The socialists who founded modern Israel were committed not to a Jewish state so much as to a secular democratic state. The economic goals of socialism, however, require a concentration of political-economic power in government. Socialism therefore eventuates in state capitalism—the control of a nation’s wealth by political commissars.
However democratic Israel may be from a sociological perspective, it is ruled by rotating oligarchy that has truncated and emasculated the Jewish state.
The oligarchy is ensconced in the cabinet. There, cabinet ministers control various sectors of the economy, and do so less with a view to economic efficiency than with a view to enlarging their own personal or partisan power.
One researcher notes that the rate at which the salary of Knesset Members (MKs) increases is three times that of the average Israeli. In addition to salary, MKs are paid for car upkeep, lodging in Jerusalem, entertainment expenses, and special health care benefits for themselves and their families. Also, an MKs pension is payable at age 40 rather than 60 or 65, as for ordinary mortals, and the pension is computed on the basis of his entire salary, including such items as automobile or travel expenses and clothing allocations. Incidentally, MKs can make 25,000 phone calls per year at no charge—and not only while serving in the Knesset, but for life!

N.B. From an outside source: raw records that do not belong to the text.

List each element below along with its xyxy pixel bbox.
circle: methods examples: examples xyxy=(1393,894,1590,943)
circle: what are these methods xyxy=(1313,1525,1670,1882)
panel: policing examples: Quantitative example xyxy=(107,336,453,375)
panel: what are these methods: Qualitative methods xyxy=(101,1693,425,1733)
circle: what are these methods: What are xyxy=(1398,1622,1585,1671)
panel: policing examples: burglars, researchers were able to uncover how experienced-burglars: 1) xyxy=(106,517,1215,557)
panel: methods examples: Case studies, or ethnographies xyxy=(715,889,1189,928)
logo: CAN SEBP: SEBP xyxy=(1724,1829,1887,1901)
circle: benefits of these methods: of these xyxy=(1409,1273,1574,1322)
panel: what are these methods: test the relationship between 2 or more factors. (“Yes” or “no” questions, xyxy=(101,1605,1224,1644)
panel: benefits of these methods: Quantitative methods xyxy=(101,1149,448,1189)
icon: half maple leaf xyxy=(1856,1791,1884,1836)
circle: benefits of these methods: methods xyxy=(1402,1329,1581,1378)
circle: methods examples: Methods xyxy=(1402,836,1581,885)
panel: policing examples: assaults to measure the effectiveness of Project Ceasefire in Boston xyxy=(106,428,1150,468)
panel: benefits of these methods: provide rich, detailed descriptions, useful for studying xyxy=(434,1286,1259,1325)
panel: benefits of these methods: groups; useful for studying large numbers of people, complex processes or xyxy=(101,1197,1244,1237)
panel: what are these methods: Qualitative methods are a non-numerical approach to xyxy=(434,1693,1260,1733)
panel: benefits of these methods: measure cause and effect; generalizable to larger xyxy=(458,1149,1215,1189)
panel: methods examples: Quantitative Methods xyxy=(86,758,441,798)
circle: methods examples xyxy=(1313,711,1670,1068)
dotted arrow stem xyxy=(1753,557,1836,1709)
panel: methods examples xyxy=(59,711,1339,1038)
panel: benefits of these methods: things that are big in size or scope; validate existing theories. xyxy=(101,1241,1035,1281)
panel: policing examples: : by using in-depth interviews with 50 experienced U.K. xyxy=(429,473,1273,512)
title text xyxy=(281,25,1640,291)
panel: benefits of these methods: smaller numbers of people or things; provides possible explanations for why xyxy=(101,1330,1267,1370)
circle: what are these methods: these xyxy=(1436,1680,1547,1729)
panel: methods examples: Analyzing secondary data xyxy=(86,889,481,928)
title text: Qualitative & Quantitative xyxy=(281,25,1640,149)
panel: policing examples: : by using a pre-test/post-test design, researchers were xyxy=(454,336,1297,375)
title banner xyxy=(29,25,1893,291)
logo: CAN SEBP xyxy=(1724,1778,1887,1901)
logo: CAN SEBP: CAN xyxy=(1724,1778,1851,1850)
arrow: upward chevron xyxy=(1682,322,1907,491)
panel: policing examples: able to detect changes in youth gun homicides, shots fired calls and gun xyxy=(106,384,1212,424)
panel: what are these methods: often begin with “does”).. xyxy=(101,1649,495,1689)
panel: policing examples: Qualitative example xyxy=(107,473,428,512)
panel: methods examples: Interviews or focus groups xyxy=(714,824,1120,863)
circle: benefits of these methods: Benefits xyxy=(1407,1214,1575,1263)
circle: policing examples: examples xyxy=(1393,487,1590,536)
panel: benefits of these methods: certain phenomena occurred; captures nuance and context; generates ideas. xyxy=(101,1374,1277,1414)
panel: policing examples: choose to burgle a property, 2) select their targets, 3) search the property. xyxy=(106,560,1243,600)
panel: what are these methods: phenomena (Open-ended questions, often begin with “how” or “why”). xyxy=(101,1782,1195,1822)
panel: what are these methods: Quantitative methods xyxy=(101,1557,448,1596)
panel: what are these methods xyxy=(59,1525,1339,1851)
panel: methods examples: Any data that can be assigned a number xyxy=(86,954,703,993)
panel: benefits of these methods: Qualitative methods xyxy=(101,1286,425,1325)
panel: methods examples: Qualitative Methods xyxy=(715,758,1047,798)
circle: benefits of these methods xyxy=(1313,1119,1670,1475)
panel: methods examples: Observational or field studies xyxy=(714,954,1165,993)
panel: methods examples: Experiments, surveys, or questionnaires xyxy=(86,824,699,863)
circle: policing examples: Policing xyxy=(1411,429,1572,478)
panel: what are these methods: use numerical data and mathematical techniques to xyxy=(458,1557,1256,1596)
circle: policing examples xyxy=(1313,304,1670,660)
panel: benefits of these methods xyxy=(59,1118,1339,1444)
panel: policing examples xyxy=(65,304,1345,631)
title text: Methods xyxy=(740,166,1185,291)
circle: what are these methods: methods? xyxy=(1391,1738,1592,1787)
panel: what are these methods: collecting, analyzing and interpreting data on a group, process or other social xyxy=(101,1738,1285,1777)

Israel’s reputed democracy is a fiefdom, not to say a thiefdom. This fiefdom is perpetuated by the very design of Israel’s political institutions. Changing the prime minister will not change the oligarchic and corrupt character of Israeli government.
All honor to Israel’s socialist founders! Credit them for their material accomplishments and the ingathering of a million Jews. But the parliamentary system they created—proportional representation of fixed party lists competing in a single countrywide constituency with an electoral threshold that allows parties to multiply like mushrooms—is a political monstrosity. This “system” fragments the nation. It renders it impossible to achieve national unity or to cultivate Jewish national pride and purpose—preconditions of Jewish survival.
To survive, Israel must have a government whose structure and goals are distinctively Jewish. (Here I will be accused of advocating a theocracy, even though in Judaism there is no ruling class, no “clergy” and no “laity.”) One does not have to be an observant Jew, or even Jewish, to understand that Israel cannot survive in a hostile Arab sea unless its government consist of Jews proud of their Jewish heritage.
From the very outset, however, Jewish self-effacement was distinctive of Israel’s socialist leaders. David Ben-Gurion penned this piece of Jewish self-denial for posterity: “An Arab should also have the right to be elected President of Israel.”
Not that the Likud is so different. Its erstwhile spiritual mentor, Vladimir Jabotinsky, anticipated Ben-Gurion with this piece of democratic flapdoodle: “In every Cabinet where the Prime Minister is a Jew the Vice-Premiership shall be offered to an Arab, and vice-versa.”
I have often said that the Likud is merely the rightwing of the Labor Party. Kadima proves it.
To end on a positive note, however, let me offer five measures required to obtain an efficient as well as authentic Jewish government:
(1) Replace multi-party cabinet government with a presidential system, one that excludes Knesset members from the cabinet.
(2) Introduce constituency or multi-district elections to make Knesset members individually accountable to the voters.
(3) Enforce Basic Law: The Knesset, which prohibits any party that negates the Jewish character of the state.
(4) Democratize the mode of electing the Supreme Court, now a self-perpetuating oligarchy.
(5) Introduce serious Jewish studies in the public school curriculum.
That’s right: we need a Jewish state in Israel.